Stop Saying Maverick! (And Other Palindrones)

Well, I didn’t watch the Canadian English leader’s debate. Why should I? We all know what would happen. The four least power-crazy candidates would (predictably and understandably) gang up on the blue-eyed Devil Child, Stephen Harper, and end up making him look more Presidential in the process. Notice that I did not say “Prime Ministerial”. Harper runs his government as if he were a neocon American President, not a populist PM responsive to the entire Parliament.

No, instead I watched the ridiculous display that was the American VP debate. Before, I get into it, here’s one prediction of how it would go down:

Well, what can I say? How sad is it that in what is supposed to be an open job interview for the chair next to the most powerful position in the history of humanity, one can declare success if one has simply failed to make a bleeding idiot out of oneself? Imagine if you went into a job interview and you just barely avoided an intellectual meltdown; would you expect to get the job? Yet this is how the spinners are portraying Sarah Palin’s performance.

This is what Sarah Palin represents: the final absolute lowering of expectations.

In Canada, we (thank Zod!) still have a sense of wanting to be led by men and women who are better than we are: more eloquent, more learned, stronger, bolder, more robust and certainly more experienced in matters of import. In general, we don’t care if our leader shops at our stores or if his kids play hockey with our kids. What we most care about is that he (or she) is the best our society can produce. I think it’s fair to say that most nations view their leaders the same way.
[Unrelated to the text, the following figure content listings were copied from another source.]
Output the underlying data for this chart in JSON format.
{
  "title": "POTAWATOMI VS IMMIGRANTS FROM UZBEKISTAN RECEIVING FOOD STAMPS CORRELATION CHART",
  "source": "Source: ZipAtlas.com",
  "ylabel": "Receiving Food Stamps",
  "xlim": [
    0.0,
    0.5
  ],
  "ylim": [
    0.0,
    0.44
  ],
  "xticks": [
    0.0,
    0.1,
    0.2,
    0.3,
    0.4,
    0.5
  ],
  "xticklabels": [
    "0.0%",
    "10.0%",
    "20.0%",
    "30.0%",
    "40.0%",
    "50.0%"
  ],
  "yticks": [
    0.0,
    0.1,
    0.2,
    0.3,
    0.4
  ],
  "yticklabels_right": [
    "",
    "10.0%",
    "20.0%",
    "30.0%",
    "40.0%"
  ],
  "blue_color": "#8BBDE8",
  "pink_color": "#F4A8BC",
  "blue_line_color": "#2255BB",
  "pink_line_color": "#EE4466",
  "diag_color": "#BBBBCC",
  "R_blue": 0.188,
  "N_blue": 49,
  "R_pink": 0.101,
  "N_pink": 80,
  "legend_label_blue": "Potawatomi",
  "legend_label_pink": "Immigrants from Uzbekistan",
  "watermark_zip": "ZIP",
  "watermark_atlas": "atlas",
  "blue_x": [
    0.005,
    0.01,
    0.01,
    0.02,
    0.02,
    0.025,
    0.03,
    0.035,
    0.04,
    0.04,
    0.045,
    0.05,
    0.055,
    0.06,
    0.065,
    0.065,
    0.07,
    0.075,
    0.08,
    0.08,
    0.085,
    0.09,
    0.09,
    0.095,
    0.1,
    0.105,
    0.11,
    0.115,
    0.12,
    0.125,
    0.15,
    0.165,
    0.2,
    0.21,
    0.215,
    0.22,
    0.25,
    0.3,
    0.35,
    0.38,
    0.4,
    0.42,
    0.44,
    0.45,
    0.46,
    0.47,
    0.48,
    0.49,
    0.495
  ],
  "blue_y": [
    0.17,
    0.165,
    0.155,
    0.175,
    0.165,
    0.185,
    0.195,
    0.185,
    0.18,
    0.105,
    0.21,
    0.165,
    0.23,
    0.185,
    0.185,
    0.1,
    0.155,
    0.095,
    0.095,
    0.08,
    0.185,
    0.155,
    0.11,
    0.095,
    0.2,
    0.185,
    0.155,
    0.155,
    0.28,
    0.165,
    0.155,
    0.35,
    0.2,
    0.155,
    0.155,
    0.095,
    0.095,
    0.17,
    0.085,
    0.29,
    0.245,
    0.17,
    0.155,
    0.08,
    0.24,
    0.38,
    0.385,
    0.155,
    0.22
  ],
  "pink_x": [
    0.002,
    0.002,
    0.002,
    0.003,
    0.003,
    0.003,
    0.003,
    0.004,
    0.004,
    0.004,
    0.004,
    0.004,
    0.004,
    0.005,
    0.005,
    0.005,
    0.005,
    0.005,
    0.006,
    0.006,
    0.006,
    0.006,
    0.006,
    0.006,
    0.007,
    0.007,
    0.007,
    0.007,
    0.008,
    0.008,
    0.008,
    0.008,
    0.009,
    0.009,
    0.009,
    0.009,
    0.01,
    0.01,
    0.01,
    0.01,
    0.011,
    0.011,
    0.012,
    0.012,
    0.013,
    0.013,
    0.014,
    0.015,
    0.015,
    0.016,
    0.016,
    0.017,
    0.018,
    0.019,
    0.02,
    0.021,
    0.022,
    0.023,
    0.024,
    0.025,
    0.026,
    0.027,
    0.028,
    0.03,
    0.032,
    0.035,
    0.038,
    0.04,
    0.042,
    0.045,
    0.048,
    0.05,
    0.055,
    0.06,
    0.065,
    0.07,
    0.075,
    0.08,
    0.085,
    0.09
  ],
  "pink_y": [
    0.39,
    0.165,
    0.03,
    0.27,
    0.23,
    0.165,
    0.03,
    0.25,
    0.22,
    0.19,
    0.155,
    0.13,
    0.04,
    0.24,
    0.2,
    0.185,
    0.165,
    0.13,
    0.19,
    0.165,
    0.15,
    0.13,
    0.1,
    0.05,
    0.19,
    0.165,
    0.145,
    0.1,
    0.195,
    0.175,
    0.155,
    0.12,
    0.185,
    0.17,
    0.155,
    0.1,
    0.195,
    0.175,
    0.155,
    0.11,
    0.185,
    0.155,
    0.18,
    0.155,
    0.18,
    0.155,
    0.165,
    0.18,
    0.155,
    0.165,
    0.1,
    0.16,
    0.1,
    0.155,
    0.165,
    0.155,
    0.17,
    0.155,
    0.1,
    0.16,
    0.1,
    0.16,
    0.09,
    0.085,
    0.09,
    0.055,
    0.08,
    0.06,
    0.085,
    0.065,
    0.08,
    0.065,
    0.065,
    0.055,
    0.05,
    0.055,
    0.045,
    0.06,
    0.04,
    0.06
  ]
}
Yet that is most certainly not the case in the USA. Joe Biden clearly had to hold himself back from outshining Palin, lest he be perceived as being too mean on the “little lady”. She, on the other hand, peppered her delivery with so much awful, folksy pablum that I actually spat out my coffee at several moments. “Doggone it”? “Joe Six Pack”? Sending a “shout out” to her peeps? Winking at the camera? Is “also” the Alaskan equivalent of “eh” or “uh”? And how many times did she refer to herself and John McCain as “mavericks”? Fifty? A hundred? All so bloody sickening.

A lot of her defenders are claiming that she isn’t dumb, she’s just inexperienced. Well, I’m sorry. The definition of “dumb” has clearly been changed since I first learned it. There are lowered expectations all around, it seems. This woman is governor of an American state, and possibly two steps away from being the freaking President of the United States of America. For people who have her ambition and pedigree, we apply a more stringent definition of “dumb”.

If she were one of my undergrad students, I’d give her a C+ for her demonstrated understanding of issues. The “+” is because I’m known to be generous. She clearly doesn’t understand economics. (Neither does McCain, for that matter.) She doesn’t seem to know the names of the Generals she keeps quoting. I don’t recall a single time she actually spoke in a full sentence, or for that matter answered a question directly.

But the biggest, scariest moment for me was when she professed to agree with Dick Cheney, that the Vice President is more a part of the legislative body than the executive body. Luckily, Biden slapped her down hard on that one. The last thing America –and the rest of us– needs is another Vice President eager to exert power beyond his or her tiny mandate.

Republican Kathleen Parker has a nice post mortem on the debate, aptly titled “She Won Fersure, Also.” And Guardian writer Oliver Burkeman live-blogged the debate with some hilarity here.

But by far the funniest –and saddest– post-debate moment is Faux News’ attempt at questioning a “focus group”. Watch carefully. This is no focus group. It’s a bunch of paid (poor) actors who’ve been poached from an infomercial!

And my grade 9 English teacher, Harold Lass, sends us this:

So who won? Does it matter? I’ll say this: of the four candidates involved in the current struggle for the White House, it’s clear to me that Joe Biden is the most Presidential, and Sarah Palin is the least.